緊急治療室で行われる心筋梗塞診断テスト

救急外来に心筋梗塞の症状で来院した場合、医師は心臓の損傷の有無や程度、冠動脈疾患の重症度を判断するために複数の検査を実施します。

診断の目的

心筋梗塞の有無や心臓へのダメージを把握し、今後の生活習慣や薬物治療の方針を決定します。

検査の種類

診断検査は大きく「非侵襲的検査」と「侵襲的検査」に分かれます。非侵襲的検査は体内に器具や針を挿入しません。
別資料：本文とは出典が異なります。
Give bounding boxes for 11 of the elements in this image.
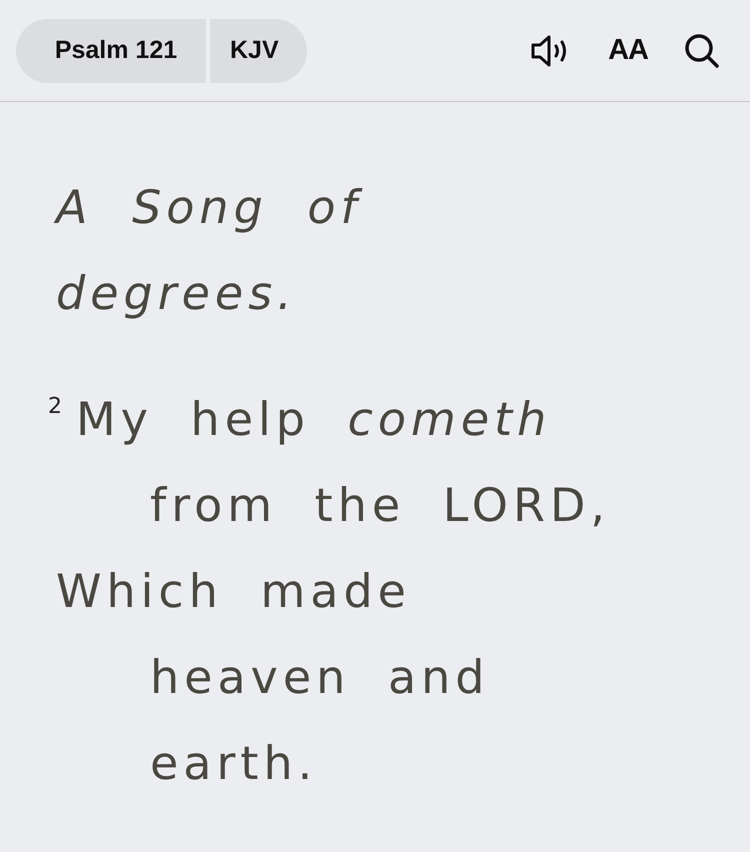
verse-line: My help cometh [76, 392, 552, 446]
version-button[interactable]: KJV [210, 18, 307, 82]
verse-line: Which made [56, 564, 411, 618]
font-size-button[interactable]: AA [608, 34, 648, 67]
verse-number: 2 [48, 393, 62, 421]
verse-line: earth. [150, 736, 318, 790]
verse-line: from the LORD, [150, 478, 610, 532]
search-icon[interactable] [684, 32, 720, 68]
book-button[interactable]: Psalm 121 [16, 18, 206, 82]
verse-line: heaven and [150, 650, 490, 704]
psalm-superscription: A Song of degrees. [56, 164, 476, 336]
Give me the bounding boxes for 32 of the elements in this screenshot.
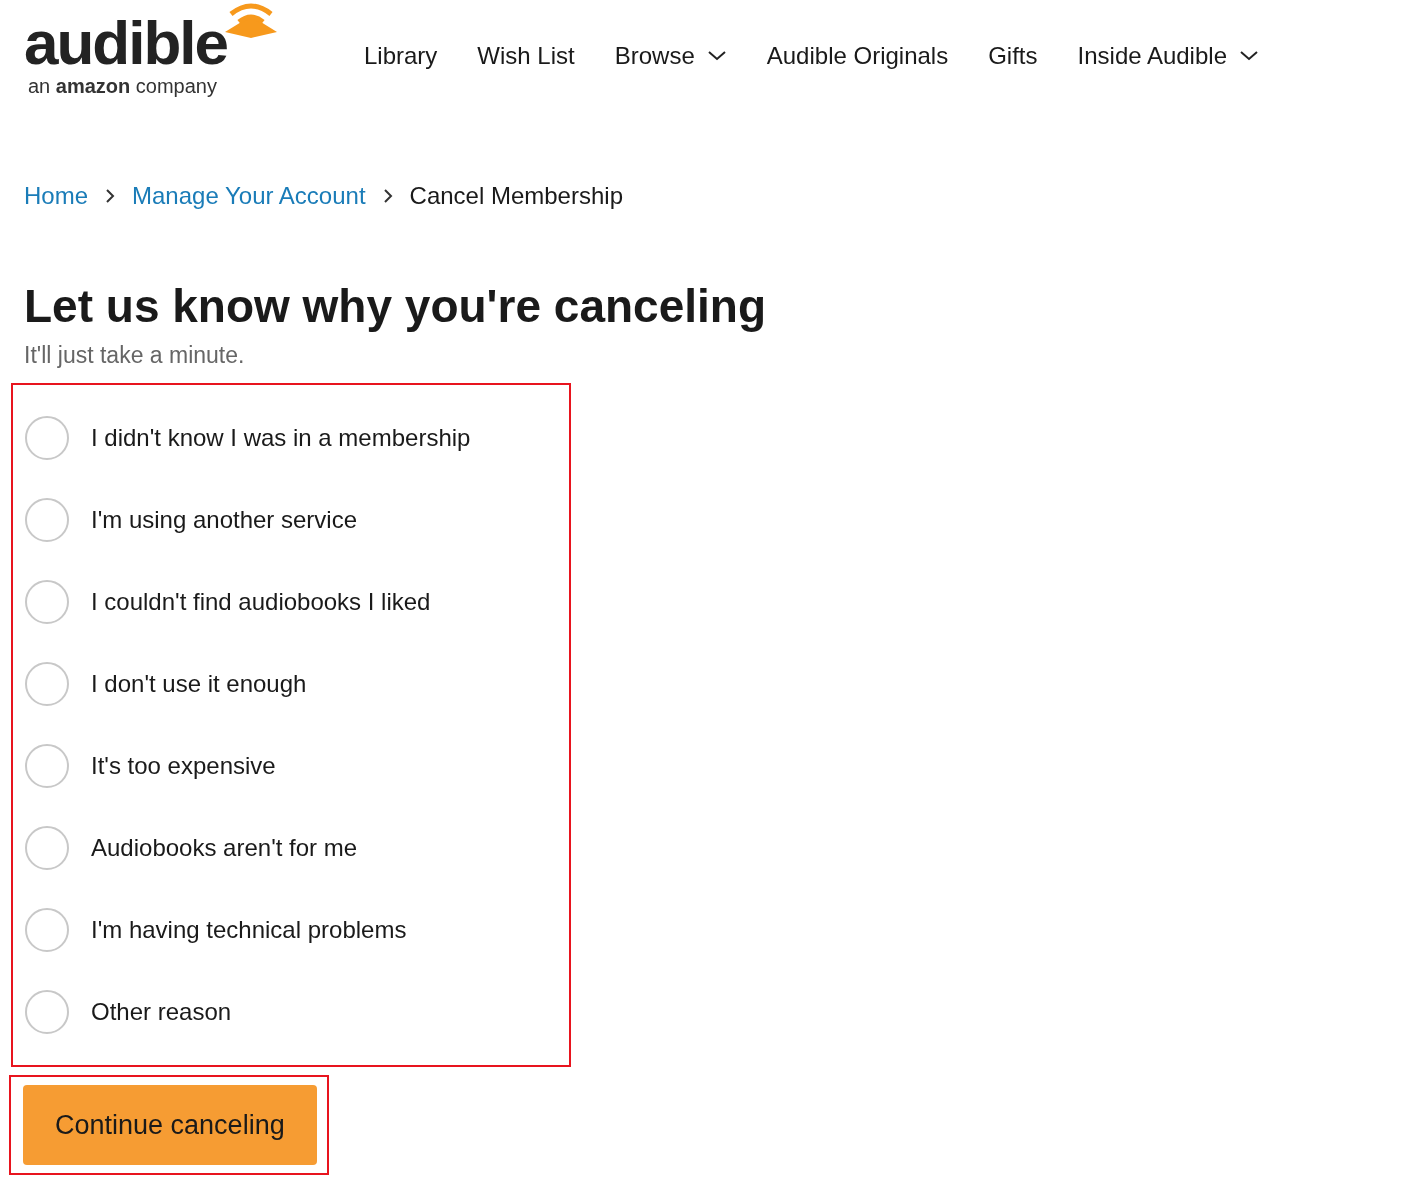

一方、侵襲的検査は血液検査やカテーテル検査など体内に器具を使用します。

非侵襲的検査

  • 心電図(EKG): 心臓の電気活動を記録し、心筋梗塞の有無やリズム異常を評価します。
  • 胸部X線: 心臓の拡大や胸水の有無を確認します。
  • 血中トロポニン検査(ポイントオブケア): 病院外でも迅速に心筋障害の指標を測定できる場合があります。

侵襲的検査

  • 血液検査: トロポニンやCK-MBなどの酵素レベルを測定し、心筋梗塞の有無と損傷の程度を評価します。
  • 冠動脈造影(カテーテル検査): 造影剤を注入し、心臓の血管の狭窄や閉塞を直接観察します。必要に応じて同時に血管形成術(PCI)を行うこともあります。

注意点

心筋梗塞は緊急疾患です。症状が疑われる場合は、できるだけ早く救急外来へ搬送し、迅速な診断と治療が行われるようにしてください。